I'm newbie trying to wrap my head around OLAP, and I have a few questions.
- Question 1: Can an OLAP cube store medians, modes, percentiles?
- Question 2: Can an user-written MDX query return a summary of row-level data? (ex: % transactions > $100). Or must the cube designer add this to the cube?
- Question 3: Do any OLAP products now provide mechanisms for accessing row level data? Which?
Our IT Department are looking for feedback on what sort of issues we're having with a particular MS Analsis Services ROLAP cube. We don't have access to the relational database behind it and need to perform calculations that aren't currently available as measures in the cube.
Let me see if I have this right.
- A cube can provide statistics for counts, means, proportions, standard deviations.
- If a particular statistic hasn't been catered for in a measure provided by the cube designer, can we write an MDX query to get it? Or do they need to change the cube in order to pre-calculate it from the row level data?
- A cube cannot provide statistics likes medians, modes or percentiles, beacuse these statistics don't aggregrate properly.
I'm reading Leland Wilkinson's The Grammar of Graphics and in his chapter on Data Mining and OLAP, he says
These [cube operations] work well with statistics like counts, means, proportions, and standard deviations. Simple aggregations over subclasses can be computed by operating on sums, sums of squares, and other terms that are combined in linear functions to produce basic summary statistics.

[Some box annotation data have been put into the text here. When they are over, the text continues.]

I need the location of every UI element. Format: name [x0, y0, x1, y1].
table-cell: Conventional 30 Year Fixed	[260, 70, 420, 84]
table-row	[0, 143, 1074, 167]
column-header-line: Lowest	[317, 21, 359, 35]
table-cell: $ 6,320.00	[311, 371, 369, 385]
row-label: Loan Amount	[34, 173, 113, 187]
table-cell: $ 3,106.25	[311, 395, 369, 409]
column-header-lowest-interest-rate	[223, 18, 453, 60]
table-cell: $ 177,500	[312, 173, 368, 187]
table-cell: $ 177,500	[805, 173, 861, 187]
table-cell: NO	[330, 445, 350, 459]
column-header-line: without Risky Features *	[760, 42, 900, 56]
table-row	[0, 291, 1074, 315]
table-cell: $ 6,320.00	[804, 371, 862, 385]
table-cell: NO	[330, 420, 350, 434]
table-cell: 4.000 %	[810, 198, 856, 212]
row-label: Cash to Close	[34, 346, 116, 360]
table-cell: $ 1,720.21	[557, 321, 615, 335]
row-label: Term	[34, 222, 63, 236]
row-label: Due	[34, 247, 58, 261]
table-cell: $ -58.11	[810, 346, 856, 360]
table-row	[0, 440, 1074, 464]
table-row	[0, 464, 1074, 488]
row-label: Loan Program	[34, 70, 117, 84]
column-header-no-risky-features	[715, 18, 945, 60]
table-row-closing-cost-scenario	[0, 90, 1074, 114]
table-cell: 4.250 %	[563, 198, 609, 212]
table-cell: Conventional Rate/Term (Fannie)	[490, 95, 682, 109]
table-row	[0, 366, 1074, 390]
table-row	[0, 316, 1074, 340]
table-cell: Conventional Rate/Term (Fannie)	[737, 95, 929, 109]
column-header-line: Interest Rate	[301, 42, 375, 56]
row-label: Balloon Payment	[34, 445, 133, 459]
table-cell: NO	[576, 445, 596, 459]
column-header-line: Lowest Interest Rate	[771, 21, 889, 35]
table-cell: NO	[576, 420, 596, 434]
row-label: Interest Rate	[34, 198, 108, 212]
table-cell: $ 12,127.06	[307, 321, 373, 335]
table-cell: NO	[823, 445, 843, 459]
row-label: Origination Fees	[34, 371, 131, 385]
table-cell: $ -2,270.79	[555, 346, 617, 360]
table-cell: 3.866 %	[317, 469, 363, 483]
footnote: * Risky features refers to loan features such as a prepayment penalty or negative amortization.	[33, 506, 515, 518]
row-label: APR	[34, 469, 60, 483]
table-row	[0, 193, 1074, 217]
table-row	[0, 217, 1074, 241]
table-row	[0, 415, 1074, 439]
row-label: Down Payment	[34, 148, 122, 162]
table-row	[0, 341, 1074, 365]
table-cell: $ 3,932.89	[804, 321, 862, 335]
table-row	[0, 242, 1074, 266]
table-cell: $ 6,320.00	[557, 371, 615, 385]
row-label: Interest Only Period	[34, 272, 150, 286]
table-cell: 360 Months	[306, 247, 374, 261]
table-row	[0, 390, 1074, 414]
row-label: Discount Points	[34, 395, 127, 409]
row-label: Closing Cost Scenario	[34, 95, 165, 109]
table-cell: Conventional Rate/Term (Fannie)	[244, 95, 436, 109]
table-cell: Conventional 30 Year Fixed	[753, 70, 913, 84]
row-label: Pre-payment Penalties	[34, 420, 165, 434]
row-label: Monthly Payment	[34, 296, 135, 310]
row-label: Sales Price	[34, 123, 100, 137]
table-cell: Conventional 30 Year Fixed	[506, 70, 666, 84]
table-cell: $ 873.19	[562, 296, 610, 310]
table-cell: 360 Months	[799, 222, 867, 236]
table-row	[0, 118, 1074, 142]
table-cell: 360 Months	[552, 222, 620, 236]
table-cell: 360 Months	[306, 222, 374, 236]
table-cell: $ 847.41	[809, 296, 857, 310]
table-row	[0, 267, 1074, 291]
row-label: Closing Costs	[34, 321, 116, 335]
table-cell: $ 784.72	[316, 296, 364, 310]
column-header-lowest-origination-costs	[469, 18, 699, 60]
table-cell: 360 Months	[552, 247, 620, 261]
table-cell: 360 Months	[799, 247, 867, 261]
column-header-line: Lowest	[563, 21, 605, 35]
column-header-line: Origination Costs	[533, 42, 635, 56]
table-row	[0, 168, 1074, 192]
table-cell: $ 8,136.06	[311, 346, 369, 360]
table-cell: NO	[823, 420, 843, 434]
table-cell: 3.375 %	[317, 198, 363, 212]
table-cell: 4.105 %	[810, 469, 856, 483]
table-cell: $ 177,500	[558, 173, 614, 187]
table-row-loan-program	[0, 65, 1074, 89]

They do not work properly with statistics like the median, mode and percentiles because the aggregate of these statistics is not the statistic of their aggregates. The median of medians is not the median of the aggregate, for example.
He goes on to add:
A more sophisticated ROLAP model has emerged recently, however. It is possible, through several technologies, to give statistical algorithms access to raw data through the relational model in real time. This approach is more promising than the rigid aggregations offered by structures such as data cubes.
In the most elegant form of this architecture, applications can request remote connections to provide information about their data-handling methods and take suitable action depending on the returned information. In this form, component architecture can achieve the real promise of distributed computing: design and execution that are independent of site, operating system, or language.
That was written circa 2005. Is anyone aware of products employing this methodology to allow for row-level data access?